Wednesday, August 12, 2009

Health Insurance For Cars

One of the Republican opponents of the current insurance reform proposal went on about how health insurance should be like car insurance, claiming that if you bought car insurance that paid for oil changes nobody could afford car insurance. Health insurance, he claimed, should cover only catastrophic illness and people should pay for routine medical expenses out of their ordinary income.

He’s been watching too many reruns of “My Mother the Car.”

If my car loses a wheel and I can’t afford to replace it I have quite a few options; I can get friends to take me places; I can ride buses; I can walk; I can stay home. There are probably some other options I didn’t think of.

Delaying the repair to the car is not going to make it worse. I can easily wait until I save up enough money, and when I do it will still cost the same amount for the repair.

I, however, am not a car.
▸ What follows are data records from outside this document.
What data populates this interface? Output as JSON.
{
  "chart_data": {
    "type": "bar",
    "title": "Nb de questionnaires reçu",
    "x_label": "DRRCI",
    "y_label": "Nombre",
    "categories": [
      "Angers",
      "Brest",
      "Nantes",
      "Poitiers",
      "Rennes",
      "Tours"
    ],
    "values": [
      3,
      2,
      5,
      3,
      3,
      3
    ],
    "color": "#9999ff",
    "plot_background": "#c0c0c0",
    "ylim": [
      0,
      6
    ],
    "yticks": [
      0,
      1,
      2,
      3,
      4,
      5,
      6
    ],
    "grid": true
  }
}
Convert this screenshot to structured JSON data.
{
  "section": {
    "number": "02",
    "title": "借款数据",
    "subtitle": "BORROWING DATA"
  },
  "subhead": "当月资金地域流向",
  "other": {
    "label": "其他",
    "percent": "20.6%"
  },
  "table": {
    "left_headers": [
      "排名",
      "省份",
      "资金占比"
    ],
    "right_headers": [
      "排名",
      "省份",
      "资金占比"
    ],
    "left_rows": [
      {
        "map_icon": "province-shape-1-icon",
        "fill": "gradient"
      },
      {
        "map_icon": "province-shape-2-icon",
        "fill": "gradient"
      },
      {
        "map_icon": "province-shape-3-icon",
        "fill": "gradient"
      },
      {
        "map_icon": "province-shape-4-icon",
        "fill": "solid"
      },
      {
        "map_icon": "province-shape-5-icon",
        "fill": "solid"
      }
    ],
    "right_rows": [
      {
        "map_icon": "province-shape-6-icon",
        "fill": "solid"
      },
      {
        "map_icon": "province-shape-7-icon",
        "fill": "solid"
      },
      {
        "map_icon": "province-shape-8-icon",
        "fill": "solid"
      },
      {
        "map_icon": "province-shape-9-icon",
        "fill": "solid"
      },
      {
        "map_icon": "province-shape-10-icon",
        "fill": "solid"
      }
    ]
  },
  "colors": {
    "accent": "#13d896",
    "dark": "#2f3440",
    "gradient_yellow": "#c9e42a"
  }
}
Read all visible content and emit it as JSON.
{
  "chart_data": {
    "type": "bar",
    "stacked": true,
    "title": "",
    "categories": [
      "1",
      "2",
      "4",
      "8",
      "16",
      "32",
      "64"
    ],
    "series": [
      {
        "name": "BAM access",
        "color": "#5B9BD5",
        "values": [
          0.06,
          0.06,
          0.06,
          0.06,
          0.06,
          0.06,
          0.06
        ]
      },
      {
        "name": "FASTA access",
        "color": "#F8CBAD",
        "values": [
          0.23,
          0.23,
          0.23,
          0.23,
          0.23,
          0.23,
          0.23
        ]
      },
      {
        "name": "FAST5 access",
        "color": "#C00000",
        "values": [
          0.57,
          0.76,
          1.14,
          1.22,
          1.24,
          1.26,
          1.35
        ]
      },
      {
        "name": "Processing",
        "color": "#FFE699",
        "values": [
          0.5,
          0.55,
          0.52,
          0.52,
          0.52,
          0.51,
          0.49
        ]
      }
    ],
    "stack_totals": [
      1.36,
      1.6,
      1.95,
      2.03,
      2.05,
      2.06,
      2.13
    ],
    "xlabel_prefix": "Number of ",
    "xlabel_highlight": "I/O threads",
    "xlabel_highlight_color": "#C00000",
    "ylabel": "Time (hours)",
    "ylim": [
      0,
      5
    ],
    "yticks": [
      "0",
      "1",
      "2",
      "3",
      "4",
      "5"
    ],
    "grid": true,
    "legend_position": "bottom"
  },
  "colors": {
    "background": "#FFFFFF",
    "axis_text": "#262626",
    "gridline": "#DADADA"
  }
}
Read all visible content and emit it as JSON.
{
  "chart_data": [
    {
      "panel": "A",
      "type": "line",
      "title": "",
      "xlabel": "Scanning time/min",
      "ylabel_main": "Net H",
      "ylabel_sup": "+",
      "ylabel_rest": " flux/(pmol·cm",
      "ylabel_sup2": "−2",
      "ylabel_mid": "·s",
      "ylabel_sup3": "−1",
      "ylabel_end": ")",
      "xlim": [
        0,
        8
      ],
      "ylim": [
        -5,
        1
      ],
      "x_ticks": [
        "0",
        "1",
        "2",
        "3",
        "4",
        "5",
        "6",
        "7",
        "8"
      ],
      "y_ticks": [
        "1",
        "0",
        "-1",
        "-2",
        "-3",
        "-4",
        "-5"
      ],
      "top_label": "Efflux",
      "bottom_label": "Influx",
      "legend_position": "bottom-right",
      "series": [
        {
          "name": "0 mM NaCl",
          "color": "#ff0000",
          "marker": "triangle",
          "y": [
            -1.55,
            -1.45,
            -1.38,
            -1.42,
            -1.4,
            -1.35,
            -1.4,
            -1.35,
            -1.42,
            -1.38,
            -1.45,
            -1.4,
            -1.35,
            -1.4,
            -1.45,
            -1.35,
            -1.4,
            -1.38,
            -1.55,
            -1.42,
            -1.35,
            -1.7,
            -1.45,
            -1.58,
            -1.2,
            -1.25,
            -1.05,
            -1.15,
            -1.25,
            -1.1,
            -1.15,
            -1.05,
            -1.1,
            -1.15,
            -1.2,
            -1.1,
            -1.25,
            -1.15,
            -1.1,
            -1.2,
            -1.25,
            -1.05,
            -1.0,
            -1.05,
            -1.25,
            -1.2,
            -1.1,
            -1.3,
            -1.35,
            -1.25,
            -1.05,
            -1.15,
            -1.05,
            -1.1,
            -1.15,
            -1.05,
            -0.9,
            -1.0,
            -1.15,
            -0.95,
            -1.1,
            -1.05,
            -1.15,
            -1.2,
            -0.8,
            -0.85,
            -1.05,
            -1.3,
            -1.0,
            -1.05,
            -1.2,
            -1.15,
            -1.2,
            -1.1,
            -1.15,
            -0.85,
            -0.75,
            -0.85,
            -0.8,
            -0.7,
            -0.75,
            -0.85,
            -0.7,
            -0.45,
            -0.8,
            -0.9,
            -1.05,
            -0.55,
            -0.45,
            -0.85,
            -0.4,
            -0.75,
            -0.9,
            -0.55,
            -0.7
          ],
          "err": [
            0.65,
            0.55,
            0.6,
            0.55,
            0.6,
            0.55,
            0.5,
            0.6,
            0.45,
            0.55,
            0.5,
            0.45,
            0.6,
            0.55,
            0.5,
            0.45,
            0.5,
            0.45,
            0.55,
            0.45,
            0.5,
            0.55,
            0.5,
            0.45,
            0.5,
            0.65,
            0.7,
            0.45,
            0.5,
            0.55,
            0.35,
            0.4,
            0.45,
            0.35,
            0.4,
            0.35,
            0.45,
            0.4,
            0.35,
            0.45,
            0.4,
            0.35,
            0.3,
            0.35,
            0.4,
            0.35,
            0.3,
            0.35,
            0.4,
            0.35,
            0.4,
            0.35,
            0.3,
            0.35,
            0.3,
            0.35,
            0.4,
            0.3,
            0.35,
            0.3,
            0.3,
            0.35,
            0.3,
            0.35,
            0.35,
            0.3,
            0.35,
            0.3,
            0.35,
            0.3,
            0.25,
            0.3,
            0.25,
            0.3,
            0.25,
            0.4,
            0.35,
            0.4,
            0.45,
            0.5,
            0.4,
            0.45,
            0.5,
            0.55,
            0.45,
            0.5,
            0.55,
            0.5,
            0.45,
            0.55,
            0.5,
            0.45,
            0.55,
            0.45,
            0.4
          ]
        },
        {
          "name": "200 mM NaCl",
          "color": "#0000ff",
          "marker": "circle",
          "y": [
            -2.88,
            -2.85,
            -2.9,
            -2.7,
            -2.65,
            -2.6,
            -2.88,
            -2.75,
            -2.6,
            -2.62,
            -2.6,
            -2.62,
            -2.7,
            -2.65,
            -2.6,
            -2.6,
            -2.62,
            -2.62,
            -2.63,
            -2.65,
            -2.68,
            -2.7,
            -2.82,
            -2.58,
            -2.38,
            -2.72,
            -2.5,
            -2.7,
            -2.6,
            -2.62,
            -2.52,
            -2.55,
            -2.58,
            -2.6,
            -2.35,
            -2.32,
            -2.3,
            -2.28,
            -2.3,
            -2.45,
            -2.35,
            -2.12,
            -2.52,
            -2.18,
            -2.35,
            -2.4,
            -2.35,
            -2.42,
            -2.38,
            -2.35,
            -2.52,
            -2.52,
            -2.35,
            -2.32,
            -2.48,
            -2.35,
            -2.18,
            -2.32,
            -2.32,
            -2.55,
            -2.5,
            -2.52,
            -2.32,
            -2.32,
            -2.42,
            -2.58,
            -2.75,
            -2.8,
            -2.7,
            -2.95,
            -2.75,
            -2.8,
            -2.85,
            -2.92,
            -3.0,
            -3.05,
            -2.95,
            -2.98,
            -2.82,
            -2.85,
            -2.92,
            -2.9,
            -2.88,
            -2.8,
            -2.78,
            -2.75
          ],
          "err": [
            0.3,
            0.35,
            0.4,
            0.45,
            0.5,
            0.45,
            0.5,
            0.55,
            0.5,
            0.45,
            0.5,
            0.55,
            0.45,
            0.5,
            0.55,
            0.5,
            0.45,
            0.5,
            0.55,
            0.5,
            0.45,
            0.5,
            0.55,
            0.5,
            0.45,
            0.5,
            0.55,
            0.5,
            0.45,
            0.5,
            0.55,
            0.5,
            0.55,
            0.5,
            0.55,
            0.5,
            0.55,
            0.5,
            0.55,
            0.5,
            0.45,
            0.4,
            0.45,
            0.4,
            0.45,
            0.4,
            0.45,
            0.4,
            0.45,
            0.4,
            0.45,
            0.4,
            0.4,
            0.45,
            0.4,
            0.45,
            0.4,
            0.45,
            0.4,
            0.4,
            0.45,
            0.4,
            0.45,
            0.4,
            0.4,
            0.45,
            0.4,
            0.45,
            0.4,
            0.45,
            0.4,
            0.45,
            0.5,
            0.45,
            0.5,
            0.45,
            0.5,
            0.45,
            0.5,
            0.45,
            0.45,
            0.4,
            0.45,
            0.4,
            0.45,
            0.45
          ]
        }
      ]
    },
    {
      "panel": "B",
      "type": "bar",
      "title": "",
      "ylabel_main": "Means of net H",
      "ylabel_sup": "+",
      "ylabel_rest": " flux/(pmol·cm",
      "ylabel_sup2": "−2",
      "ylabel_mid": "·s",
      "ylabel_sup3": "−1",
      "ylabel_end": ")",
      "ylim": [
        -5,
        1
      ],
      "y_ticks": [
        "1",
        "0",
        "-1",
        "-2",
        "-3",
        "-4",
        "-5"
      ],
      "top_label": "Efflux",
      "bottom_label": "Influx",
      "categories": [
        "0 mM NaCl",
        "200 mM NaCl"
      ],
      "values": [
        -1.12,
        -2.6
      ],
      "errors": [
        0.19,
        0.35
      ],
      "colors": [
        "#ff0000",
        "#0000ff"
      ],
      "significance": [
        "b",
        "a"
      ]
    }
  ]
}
I am a person and I have emphysema.

So let’s say that I have the catastrophic insurance that this Republican thinks is reasonable. I get a cough and I don’t have the $100 that it costs to go to the doctor, so I don’t go because the insurance doesn’t cover that. The next thing that happens is that I have a major lung infection and am in the emergency room, which costs several thousand dollars. The insurance policy pays for that.

So my decision was a sound one economically for me, but it means a lot of discomfort, and it’s probably a false economy due to time lost from work.

But was it sound for the insurance company, and was it sound for society? I’m not an insurance underwriter or executive, but I’m pretty sure the insurance company would have been happy to pay that $100 in order to prevent the emergency room visit.

It’s a really bad decision for everybody if, as is quite possible in my case, I get pneumonia and die from it despite a week in intensive care at a cost of many thousands of dollars.

All because of an uninsured $100 doctor’s office visit that I couldn’t afford.

1 comment:

  1. bruce9:21 AM

    A more apt comparison would be a broken leg vs a broken wheel or clogged fuel injectors vs. emphysema. But that is me splitting hairs and your point is still valid.

    That catastrophic plan might be okay for some people (young &/or healthy), but you are neither and it would not work for you.

    This is a good example of "one size fits all" is not a solution to health care/insurance reform.